Every previous evening of this Test match Sachin Tendulkar has emerged from the dressing-room after play and asked for soft half-volleys to be thrown at him

Rahul Bhattacharya in Mohali

Sachin Tendulkar - rusty and beleaboured
(c) AFP

Every previous evening of this Test match Sachin Tendulkar has emerged from the dressing-room after play and asked for soft half-volleys to be thrown at him. He has faced them for twenty minutes neither with fuss nor overt concern for the odd edge or mistimed one. But still the rust has not been scraped away.
Today he made what must almost certainly be his most laboured half-century yet. Without a doubt this has been his poorest series. Each of the top-order batsman from either side, save Stephen Fleming and Yuvraj Singh, have not only outscored him, but looked superior batsmen.

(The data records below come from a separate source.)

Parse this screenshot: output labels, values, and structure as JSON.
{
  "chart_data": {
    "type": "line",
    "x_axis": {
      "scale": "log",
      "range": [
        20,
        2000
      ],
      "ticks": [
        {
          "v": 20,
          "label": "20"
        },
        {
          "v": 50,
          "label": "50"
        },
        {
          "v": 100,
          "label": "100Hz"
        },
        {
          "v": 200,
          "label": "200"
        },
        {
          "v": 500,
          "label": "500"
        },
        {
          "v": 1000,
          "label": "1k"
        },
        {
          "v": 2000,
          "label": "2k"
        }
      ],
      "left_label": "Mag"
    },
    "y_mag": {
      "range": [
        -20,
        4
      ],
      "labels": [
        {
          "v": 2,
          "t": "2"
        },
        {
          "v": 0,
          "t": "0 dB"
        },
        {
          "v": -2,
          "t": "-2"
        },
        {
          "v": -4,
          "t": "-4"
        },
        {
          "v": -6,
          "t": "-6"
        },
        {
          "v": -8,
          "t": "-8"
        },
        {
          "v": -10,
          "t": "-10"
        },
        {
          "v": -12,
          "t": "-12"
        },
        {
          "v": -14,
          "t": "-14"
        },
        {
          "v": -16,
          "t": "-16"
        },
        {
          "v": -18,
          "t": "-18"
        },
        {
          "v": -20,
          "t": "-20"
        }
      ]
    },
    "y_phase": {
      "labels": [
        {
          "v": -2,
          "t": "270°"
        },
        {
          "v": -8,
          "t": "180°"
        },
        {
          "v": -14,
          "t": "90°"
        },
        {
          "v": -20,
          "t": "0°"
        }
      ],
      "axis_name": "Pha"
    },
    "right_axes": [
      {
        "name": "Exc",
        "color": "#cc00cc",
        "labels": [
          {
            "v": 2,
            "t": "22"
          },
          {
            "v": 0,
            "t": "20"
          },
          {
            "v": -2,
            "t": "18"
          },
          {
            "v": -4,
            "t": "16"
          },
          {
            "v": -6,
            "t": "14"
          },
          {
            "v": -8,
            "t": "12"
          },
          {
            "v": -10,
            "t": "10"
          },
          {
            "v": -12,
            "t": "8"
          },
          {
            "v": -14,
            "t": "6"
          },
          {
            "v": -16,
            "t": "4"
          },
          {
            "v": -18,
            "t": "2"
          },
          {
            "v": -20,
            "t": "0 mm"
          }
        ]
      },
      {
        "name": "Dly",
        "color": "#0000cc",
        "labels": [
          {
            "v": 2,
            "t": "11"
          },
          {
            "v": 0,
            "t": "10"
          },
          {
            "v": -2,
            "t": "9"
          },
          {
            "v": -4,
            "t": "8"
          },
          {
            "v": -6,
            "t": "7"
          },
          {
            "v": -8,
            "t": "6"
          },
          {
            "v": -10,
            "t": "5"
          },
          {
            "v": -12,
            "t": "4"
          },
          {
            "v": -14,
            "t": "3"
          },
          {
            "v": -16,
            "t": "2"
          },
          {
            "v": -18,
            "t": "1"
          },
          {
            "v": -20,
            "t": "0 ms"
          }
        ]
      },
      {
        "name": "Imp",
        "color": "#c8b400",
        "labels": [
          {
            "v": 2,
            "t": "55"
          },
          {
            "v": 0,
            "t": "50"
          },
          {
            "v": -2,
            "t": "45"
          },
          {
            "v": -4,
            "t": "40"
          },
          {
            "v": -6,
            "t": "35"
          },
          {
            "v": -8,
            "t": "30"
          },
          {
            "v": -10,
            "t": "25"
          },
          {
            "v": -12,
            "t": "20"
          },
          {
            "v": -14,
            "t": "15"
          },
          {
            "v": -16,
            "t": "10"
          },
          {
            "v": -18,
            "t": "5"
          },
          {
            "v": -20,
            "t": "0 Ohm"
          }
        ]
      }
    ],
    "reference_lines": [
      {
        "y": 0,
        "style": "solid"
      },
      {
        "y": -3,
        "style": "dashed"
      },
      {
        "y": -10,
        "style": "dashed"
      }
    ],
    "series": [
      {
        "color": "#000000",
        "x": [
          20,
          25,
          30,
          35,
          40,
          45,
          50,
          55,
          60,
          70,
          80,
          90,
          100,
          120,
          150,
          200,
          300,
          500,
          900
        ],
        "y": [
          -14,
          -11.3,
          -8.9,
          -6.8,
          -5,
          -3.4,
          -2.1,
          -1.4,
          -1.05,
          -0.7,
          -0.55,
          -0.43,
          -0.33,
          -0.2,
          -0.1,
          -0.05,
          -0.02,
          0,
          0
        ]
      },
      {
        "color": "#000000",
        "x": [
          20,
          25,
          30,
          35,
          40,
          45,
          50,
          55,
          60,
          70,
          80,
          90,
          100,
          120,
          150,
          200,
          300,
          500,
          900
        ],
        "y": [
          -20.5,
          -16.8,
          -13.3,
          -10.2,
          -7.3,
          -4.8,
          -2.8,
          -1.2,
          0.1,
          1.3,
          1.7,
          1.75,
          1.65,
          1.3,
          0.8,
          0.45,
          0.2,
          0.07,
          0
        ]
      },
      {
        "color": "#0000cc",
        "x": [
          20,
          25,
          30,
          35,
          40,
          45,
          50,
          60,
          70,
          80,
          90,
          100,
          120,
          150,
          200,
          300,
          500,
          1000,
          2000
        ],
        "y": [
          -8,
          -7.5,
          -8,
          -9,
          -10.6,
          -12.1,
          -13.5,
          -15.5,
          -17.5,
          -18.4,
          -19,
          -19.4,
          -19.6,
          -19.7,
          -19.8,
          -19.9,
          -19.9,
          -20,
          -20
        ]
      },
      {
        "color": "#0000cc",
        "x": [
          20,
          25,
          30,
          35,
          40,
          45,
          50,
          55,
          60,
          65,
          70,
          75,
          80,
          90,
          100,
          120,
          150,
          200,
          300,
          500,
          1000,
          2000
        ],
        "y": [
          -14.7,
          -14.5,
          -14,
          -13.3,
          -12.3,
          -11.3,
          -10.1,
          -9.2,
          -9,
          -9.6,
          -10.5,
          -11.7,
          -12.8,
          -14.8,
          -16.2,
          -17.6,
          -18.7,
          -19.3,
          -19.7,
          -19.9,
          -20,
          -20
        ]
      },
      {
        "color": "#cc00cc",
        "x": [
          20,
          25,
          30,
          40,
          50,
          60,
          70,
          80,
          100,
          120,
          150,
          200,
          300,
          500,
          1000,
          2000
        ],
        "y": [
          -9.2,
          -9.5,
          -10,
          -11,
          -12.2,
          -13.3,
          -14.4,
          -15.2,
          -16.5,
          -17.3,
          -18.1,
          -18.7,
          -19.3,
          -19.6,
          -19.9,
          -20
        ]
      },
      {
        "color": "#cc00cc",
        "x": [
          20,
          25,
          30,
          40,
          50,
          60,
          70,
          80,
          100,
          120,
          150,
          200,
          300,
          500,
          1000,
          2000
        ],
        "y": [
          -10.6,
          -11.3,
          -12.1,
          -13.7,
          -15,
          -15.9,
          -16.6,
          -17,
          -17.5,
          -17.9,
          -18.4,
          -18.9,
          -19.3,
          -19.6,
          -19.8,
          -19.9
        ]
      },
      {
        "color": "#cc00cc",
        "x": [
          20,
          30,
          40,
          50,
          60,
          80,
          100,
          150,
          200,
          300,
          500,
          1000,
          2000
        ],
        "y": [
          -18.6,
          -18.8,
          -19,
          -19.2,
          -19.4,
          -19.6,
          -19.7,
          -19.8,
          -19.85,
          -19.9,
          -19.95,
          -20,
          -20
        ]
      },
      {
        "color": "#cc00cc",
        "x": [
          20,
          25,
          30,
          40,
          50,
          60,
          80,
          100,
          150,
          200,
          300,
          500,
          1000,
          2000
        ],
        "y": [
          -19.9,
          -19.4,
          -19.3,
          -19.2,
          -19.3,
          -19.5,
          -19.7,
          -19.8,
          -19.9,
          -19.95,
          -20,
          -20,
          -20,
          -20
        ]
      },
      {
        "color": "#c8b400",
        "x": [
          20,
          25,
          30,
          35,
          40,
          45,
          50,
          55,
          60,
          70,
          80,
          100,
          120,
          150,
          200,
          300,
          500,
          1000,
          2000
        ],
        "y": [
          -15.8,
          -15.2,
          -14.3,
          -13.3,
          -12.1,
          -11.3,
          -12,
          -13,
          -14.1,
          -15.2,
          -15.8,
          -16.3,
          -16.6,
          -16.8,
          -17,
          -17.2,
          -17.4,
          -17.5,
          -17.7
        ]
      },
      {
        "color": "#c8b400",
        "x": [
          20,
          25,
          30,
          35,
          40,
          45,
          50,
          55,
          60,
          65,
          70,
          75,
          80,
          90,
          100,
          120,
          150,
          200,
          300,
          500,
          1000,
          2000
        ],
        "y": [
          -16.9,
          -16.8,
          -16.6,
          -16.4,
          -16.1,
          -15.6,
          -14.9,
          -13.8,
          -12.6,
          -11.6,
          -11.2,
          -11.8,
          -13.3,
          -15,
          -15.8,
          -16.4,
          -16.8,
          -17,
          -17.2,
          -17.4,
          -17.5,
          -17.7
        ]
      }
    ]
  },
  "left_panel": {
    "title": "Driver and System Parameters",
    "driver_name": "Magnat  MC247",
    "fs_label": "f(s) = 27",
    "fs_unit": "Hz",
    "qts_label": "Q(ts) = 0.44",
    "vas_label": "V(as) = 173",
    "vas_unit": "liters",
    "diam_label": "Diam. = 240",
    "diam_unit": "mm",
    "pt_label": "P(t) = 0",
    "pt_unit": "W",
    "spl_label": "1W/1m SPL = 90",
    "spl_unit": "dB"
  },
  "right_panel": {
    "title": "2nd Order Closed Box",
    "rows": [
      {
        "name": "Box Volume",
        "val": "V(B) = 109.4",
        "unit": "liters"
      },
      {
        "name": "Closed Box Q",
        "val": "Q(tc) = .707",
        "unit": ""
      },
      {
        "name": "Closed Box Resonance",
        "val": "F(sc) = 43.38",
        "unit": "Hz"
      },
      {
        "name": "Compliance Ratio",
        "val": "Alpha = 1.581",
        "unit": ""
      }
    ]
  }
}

In its own way, it is fascinating to watch greatness struggle. When VVS Laxman and Tendulkar got together in the morning, it was akin to them opening the batting, with the new ball around the corner and bowlers still fresh. A convocation of eagles swooped and swerved theatrically about the square much in the manner that New Zealand preyed with every last breath of energy in their souls.
Four times in half an hour Tendulkar slashed at short and wide deliveries. He missed them all. On a good day, these would have been boundaries. On some another day, he might not have bothered with them, as even the brash Virender Sehwag did yesterday. Soon Tendulkar must have got reconciled to the disturbing fact that he is not in form. He went into a shell. But, as Daniel Vettori pointed out, "he knows when he's not playing well and then he plays within himself and makes runs. It's one of the things that makes him great." And so Tendulkar defended and defended and defended, trusting virtually only his favourite midwicket swirl as a stroke of attack. At times he would do a little unfamiliar jog towards square leg to get the circulation going. At others he'd look at his bat, wondering where the fluency is all gone.

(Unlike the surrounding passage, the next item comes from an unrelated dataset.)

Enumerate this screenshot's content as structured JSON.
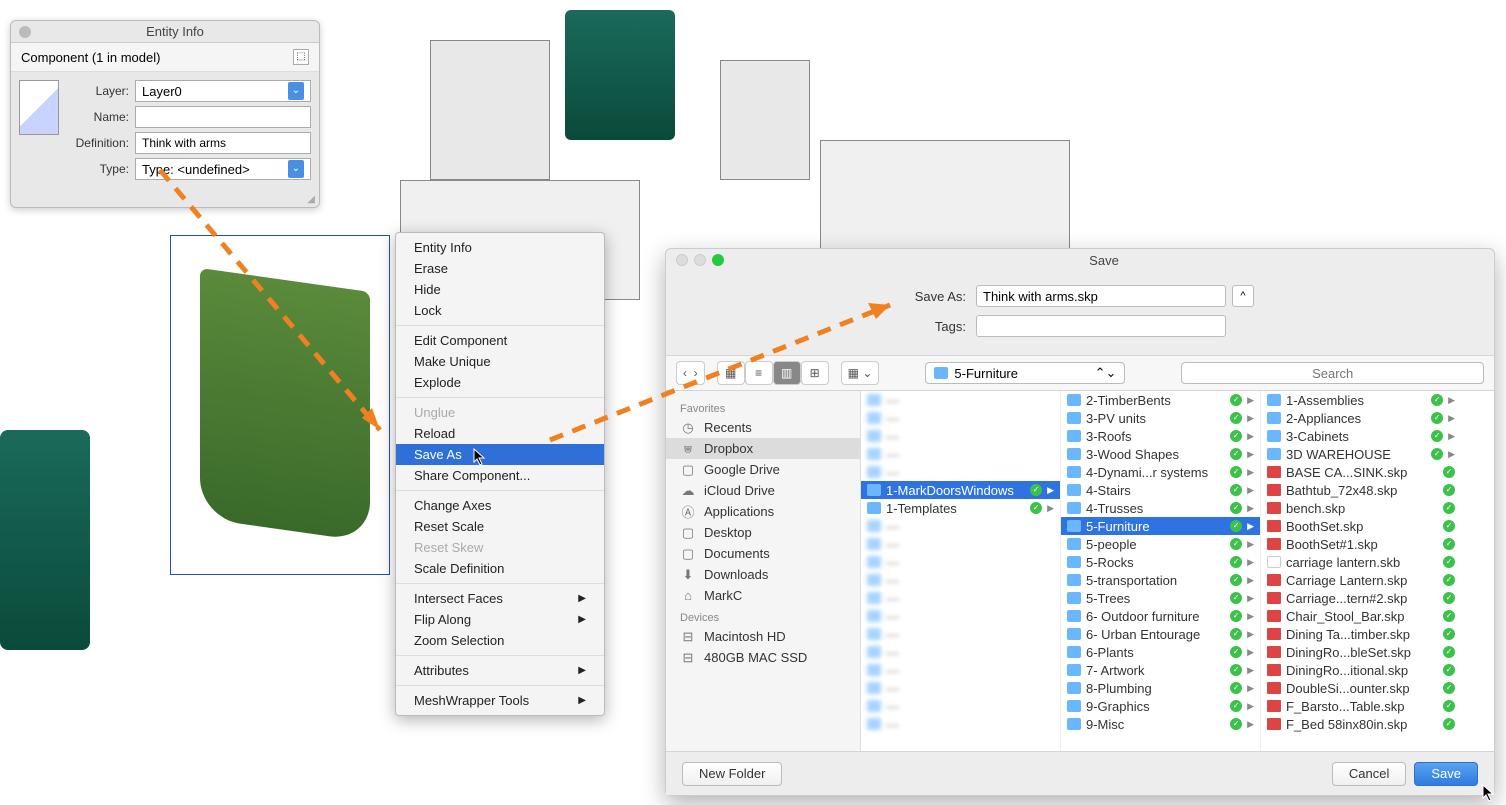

It should be said that batting today at Mohali was the hardest it has been this Test. There has been an amount of uneven bounce, and often prodigious turn for the superb Vettori, who suggested that this would have been an exceptionally balanced match had this been a thirdand not a fourth-day pitch.
Tendulkar's grind might have become harder had VVS Laxman not batted so supremely well. At times it seems Laxman's bat has springs. There are a number of great timers in world cricket, but Laxman, like Michael Vaughan, does it with unnatural ease, whether in attack or in defence. Laxman's innings was much like his previous century at Kolkata against West Indies, where balls faced were as imperative as runs scored.
Despite the sordid rate of scoring, this was the first interesting day of the match because ball could hope to compete with bat. For all the flak handed to New Zealand's grassy pitches last year, one thing it could not be accused of is of promoting boring cricket. Things happened. Besides, India seem to have forgotten that had either Tendulkar or Sehwag batted an hour more in the second Test at Hamilton, the match might have been won, and the series squared. With defeat has come exaggeration. Just as bowlers become faster after retirement, so too those pitches have got grassier with time.
One selector today recalled how when Australia had come in 2000-01, there was a fair amount of co-ordination between the selectors, team management and groundsmen. Efforts were made to both factor in home strengths and provide entertainment. Now, the pitches committee is in full swing, and they are acting how committees usually do. They need to be made accountable. A sub-committee to look after them?